Indian activist (born 1993)

Gulfisha Fatima (born 1993) is an Indian student activist from Delhi, known for her involvement in protests against the Citizenship (Amendment) Act, 2019 (CAA) and her advocacy for religious freedom and secularism. She gained significant attention for her role in peaceful demonstrations in Selampur, Delhi, which were part of a larger nationwide CAA Protest, a law criticised for allegedly discriminating against Muslims in India.

== Early life and education ==
Gulfisha Fatima was born into a Muslim family in Delhi. She went to pursue Urdu Honours from Kirori Mal College, Delhi University, and then completed her MBA from Institute of Management Education in Ghaziabad. She was working as a radio jockey before getting arrested in 2020.

== Arrest ==
Fatima was arrested on 9 April 2020, during the protests related to the 2020 Delhi riots, and has since been charged under multiple serious offences, including rioting, conspiracy, and violations of the Unlawful Activities (Prevention) Act (UAPA).

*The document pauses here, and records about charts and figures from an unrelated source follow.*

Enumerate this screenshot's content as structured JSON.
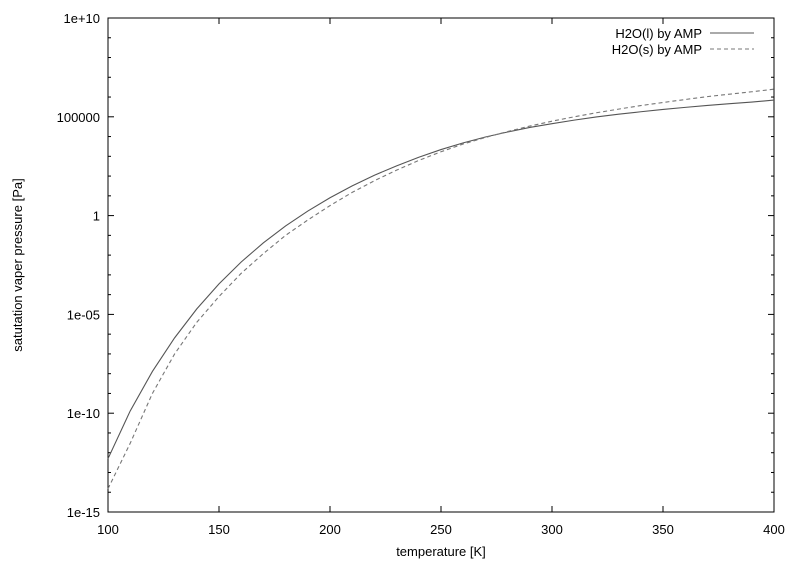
{
  "chart_data": {
    "type": "line",
    "title": "",
    "xlabel": "temperature [K]",
    "ylabel": "satutation vaper pressure [Pa]",
    "xlim": [
      100,
      400
    ],
    "ylim": [
      1e-15,
      10000000000.0
    ],
    "yscale": "log",
    "xticks": [
      100,
      150,
      200,
      250,
      300,
      350,
      400
    ],
    "xtick_labels": [
      "100",
      "150",
      "200",
      "250",
      "300",
      "350",
      "400"
    ],
    "yticks": [
      1e-15,
      1e-10,
      1e-05,
      1,
      100000,
      10000000000.0
    ],
    "ytick_labels": [
      "1e-15",
      "1e-10",
      "1e-05",
      "1",
      "100000",
      "1e+10"
    ],
    "grid": false,
    "legend_position": "top-right",
    "series": [
      {
        "name": "H2O(l) by AMP",
        "style": "solid",
        "color": "#555555",
        "x": [
          100,
          110,
          120,
          130,
          140,
          150,
          160,
          170,
          180,
          190,
          200,
          210,
          220,
          230,
          240,
          250,
          260,
          270,
          280,
          290,
          300,
          310,
          320,
          330,
          340,
          350,
          360,
          370,
          380,
          390,
          400
        ],
        "y": [
          5e-13,
          1.3e-10,
          1.3e-08,
          6.5e-07,
          1.9e-05,
          0.00035,
          0.0045,
          0.042,
          0.3,
          1.7,
          8.0,
          32,
          110,
          330,
          900,
          2200,
          4800,
          9500,
          17000,
          29000,
          45000,
          68000,
          98000,
          135000,
          180000,
          235000,
          300000,
          375000,
          460000,
          560000,
          700000
        ]
      },
      {
        "name": "H2O(s) by AMP",
        "style": "dashed",
        "color": "#777777",
        "x": [
          100,
          110,
          120,
          130,
          140,
          150,
          160,
          170,
          180,
          190,
          200,
          210,
          220,
          230,
          240,
          250,
          260,
          270,
          280,
          290,
          300,
          310,
          320,
          330,
          340,
          350,
          360,
          370,
          380,
          390,
          400
        ],
        "y": [
          1.5e-14,
          3e-12,
          1e-09,
          1e-07,
          4e-06,
          8e-05,
          0.0012,
          0.012,
          0.1,
          0.6,
          3.2,
          15,
          58,
          200,
          620,
          1700,
          4200,
          9000,
          18000,
          34000,
          60000,
          100000,
          160000,
          245000,
          370000,
          530000,
          750000,
          1050000,
          1400000,
          1850000,
          2500000
        ]
      }
    ]
  }
}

Her arrest has been characterised by many as politically motivated, aimed at suppressing dissent against the government led by the Bharatiya Janata Party (BJP). Despite being granted bail in some cases, she remains incarcerated due to ongoing charges under the UAPA, which has drawn international scrutiny and calls for her release from human rights organisations - the United States Commission on International Religious Freedom.

== Imprisonment without trial ==
Fatima spent Indefinite detention for nearly five years without any trial in a controversial conspiracy case, despite widespread criticism from human rights groups.

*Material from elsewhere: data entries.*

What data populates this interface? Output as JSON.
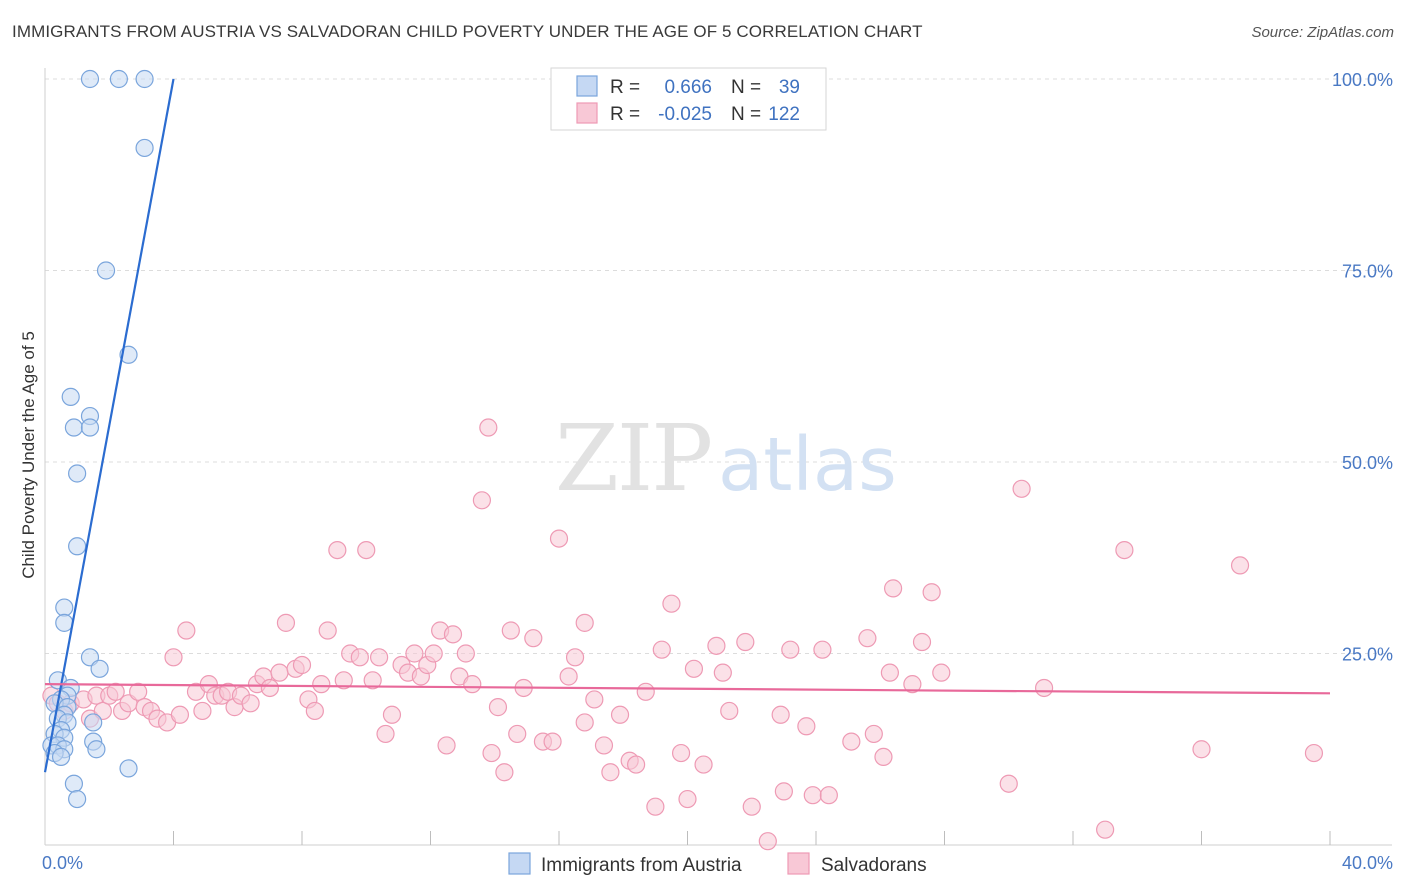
{
  "title": "IMMIGRANTS FROM AUSTRIA VS SALVADORAN CHILD POVERTY UNDER THE AGE OF 5 CORRELATION CHART",
  "source": "Source: ZipAtlas.com",
  "watermark": {
    "zip": "ZIP",
    "atlas": "atlas"
  },
  "colors": {
    "blue_fill": "#c5d8f3",
    "blue_stroke": "#7aa5dc",
    "blue_line": "#2b6cd0",
    "pink_fill": "#f8c8d6",
    "pink_stroke": "#ee9ab4",
    "pink_line": "#e8699a",
    "grid": "#dcdcdc",
    "tick_text": "#4a79c4"
  },
  "legend": {
    "rows": [
      {
        "r_label": "R =",
        "r_value": "0.666",
        "n_label": "N =",
        "n_value": "39"
      },
      {
        "r_label": "R =",
        "r_value": "-0.025",
        "n_label": "N =",
        "n_value": "122"
      }
    ]
  },
  "chart_data": {
    "type": "scatter",
    "xlabel": "",
    "ylabel": "Child Poverty Under the Age of 5",
    "xlim": [
      0,
      40
    ],
    "ylim": [
      0,
      100
    ],
    "x_tick_labels": [
      "0.0%",
      "40.0%"
    ],
    "y_ticks": [
      25,
      50,
      75,
      100
    ],
    "y_tick_labels": [
      "25.0%",
      "50.0%",
      "75.0%",
      "100.0%"
    ],
    "grid": true,
    "legend_position": "top-center",
    "series": [
      {
        "name": "Immigrants from Austria",
        "color": "#c5d8f3",
        "trend": {
          "x": [
            0.0,
            4.0
          ],
          "y": [
            9.5,
            100.0
          ]
        },
        "points": [
          [
            1.4,
            100
          ],
          [
            2.3,
            100
          ],
          [
            3.1,
            100
          ],
          [
            3.1,
            91
          ],
          [
            1.9,
            75
          ],
          [
            2.6,
            64
          ],
          [
            0.8,
            58.5
          ],
          [
            1.4,
            56
          ],
          [
            0.9,
            54.5
          ],
          [
            1.4,
            54.5
          ],
          [
            1.0,
            48.5
          ],
          [
            1.0,
            39
          ],
          [
            0.6,
            31
          ],
          [
            0.6,
            29
          ],
          [
            1.4,
            24.5
          ],
          [
            1.7,
            23
          ],
          [
            0.4,
            21.5
          ],
          [
            0.8,
            20.5
          ],
          [
            0.7,
            19.5
          ],
          [
            0.5,
            19
          ],
          [
            0.3,
            18.5
          ],
          [
            0.7,
            18
          ],
          [
            0.6,
            17
          ],
          [
            0.4,
            16.5
          ],
          [
            0.7,
            16
          ],
          [
            1.5,
            16
          ],
          [
            0.5,
            15
          ],
          [
            0.3,
            14.5
          ],
          [
            0.6,
            14
          ],
          [
            1.5,
            13.5
          ],
          [
            0.2,
            13
          ],
          [
            0.4,
            13
          ],
          [
            0.6,
            12.5
          ],
          [
            1.6,
            12.5
          ],
          [
            0.3,
            12
          ],
          [
            0.5,
            11.5
          ],
          [
            2.6,
            10
          ],
          [
            0.9,
            8
          ],
          [
            1.0,
            6
          ]
        ]
      },
      {
        "name": "Salvadorans",
        "color": "#f8c8d6",
        "trend": {
          "x": [
            0.0,
            40.0
          ],
          "y": [
            21.0,
            19.8
          ]
        },
        "points": [
          [
            0.2,
            19.5
          ],
          [
            0.4,
            18.5
          ],
          [
            0.6,
            17.5
          ],
          [
            0.8,
            18.5
          ],
          [
            1.2,
            19
          ],
          [
            1.4,
            16.5
          ],
          [
            1.6,
            19.5
          ],
          [
            1.8,
            17.5
          ],
          [
            2.0,
            19.5
          ],
          [
            2.2,
            20
          ],
          [
            2.4,
            17.5
          ],
          [
            2.6,
            18.5
          ],
          [
            2.9,
            20
          ],
          [
            3.1,
            18
          ],
          [
            3.3,
            17.5
          ],
          [
            3.5,
            16.5
          ],
          [
            3.8,
            16
          ],
          [
            4.0,
            24.5
          ],
          [
            4.2,
            17
          ],
          [
            4.4,
            28
          ],
          [
            4.7,
            20
          ],
          [
            4.9,
            17.5
          ],
          [
            5.1,
            21
          ],
          [
            5.3,
            19.5
          ],
          [
            5.5,
            19.5
          ],
          [
            5.7,
            20
          ],
          [
            5.9,
            18
          ],
          [
            6.1,
            19.5
          ],
          [
            6.4,
            18.5
          ],
          [
            6.6,
            21
          ],
          [
            6.8,
            22
          ],
          [
            7.0,
            20.5
          ],
          [
            7.3,
            22.5
          ],
          [
            7.5,
            29
          ],
          [
            7.8,
            23
          ],
          [
            8.0,
            23.5
          ],
          [
            8.2,
            19
          ],
          [
            8.4,
            17.5
          ],
          [
            8.6,
            21
          ],
          [
            8.8,
            28
          ],
          [
            9.1,
            38.5
          ],
          [
            9.3,
            21.5
          ],
          [
            9.5,
            25
          ],
          [
            9.8,
            24.5
          ],
          [
            10.0,
            38.5
          ],
          [
            10.2,
            21.5
          ],
          [
            10.4,
            24.5
          ],
          [
            10.6,
            14.5
          ],
          [
            10.8,
            17
          ],
          [
            11.1,
            23.5
          ],
          [
            11.3,
            22.5
          ],
          [
            11.5,
            25
          ],
          [
            11.7,
            22
          ],
          [
            11.9,
            23.5
          ],
          [
            12.1,
            25
          ],
          [
            12.3,
            28
          ],
          [
            12.5,
            13
          ],
          [
            12.7,
            27.5
          ],
          [
            12.9,
            22
          ],
          [
            13.1,
            25
          ],
          [
            13.3,
            21
          ],
          [
            13.8,
            54.5
          ],
          [
            13.6,
            45
          ],
          [
            13.9,
            12
          ],
          [
            14.1,
            18
          ],
          [
            14.3,
            9.5
          ],
          [
            14.5,
            28
          ],
          [
            14.7,
            14.5
          ],
          [
            14.9,
            20.5
          ],
          [
            15.2,
            27
          ],
          [
            15.5,
            13.5
          ],
          [
            15.8,
            13.5
          ],
          [
            16.0,
            40
          ],
          [
            16.3,
            22
          ],
          [
            16.5,
            24.5
          ],
          [
            16.8,
            29
          ],
          [
            16.8,
            16
          ],
          [
            17.1,
            19
          ],
          [
            17.4,
            13
          ],
          [
            17.6,
            9.5
          ],
          [
            17.9,
            17
          ],
          [
            18.2,
            11
          ],
          [
            18.4,
            10.5
          ],
          [
            18.7,
            20
          ],
          [
            19.0,
            5
          ],
          [
            19.2,
            25.5
          ],
          [
            19.5,
            31.5
          ],
          [
            19.8,
            12
          ],
          [
            20.0,
            6
          ],
          [
            20.2,
            23
          ],
          [
            20.5,
            10.5
          ],
          [
            20.9,
            26
          ],
          [
            21.1,
            22.5
          ],
          [
            21.3,
            17.5
          ],
          [
            21.8,
            26.5
          ],
          [
            22.0,
            5
          ],
          [
            22.5,
            0.5
          ],
          [
            22.9,
            17
          ],
          [
            23.0,
            7
          ],
          [
            23.2,
            25.5
          ],
          [
            23.7,
            15.5
          ],
          [
            23.9,
            6.5
          ],
          [
            24.2,
            25.5
          ],
          [
            24.4,
            6.5
          ],
          [
            25.1,
            13.5
          ],
          [
            25.6,
            27
          ],
          [
            25.8,
            14.5
          ],
          [
            26.1,
            11.5
          ],
          [
            26.3,
            22.5
          ],
          [
            26.4,
            33.5
          ],
          [
            27.0,
            21
          ],
          [
            27.3,
            26.5
          ],
          [
            27.6,
            33
          ],
          [
            27.9,
            22.5
          ],
          [
            30.0,
            8
          ],
          [
            30.4,
            46.5
          ],
          [
            31.1,
            20.5
          ],
          [
            33.0,
            2
          ],
          [
            33.6,
            38.5
          ],
          [
            36.0,
            12.5
          ],
          [
            37.2,
            36.5
          ],
          [
            39.5,
            12
          ]
        ]
      }
    ]
  }
}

Her case is emblematic of broader concerns regarding the treatment of activists and religious minorities in India, particularly in the context of the CAA protests and the subsequent riots in Delhi.

== Bail ==
The Supreme Court of India granted bail to Fatima along with Meeran Haider, Shifa ur Rehman, Mohammad Saleem Khan & Shadab Ahmed on 3 January 2026.

The court observed that prolonged incarceration without the commencement of trial warranted the grant of bail. Following the order, Fatima was released on 7 January 2026, after spending several years in custody.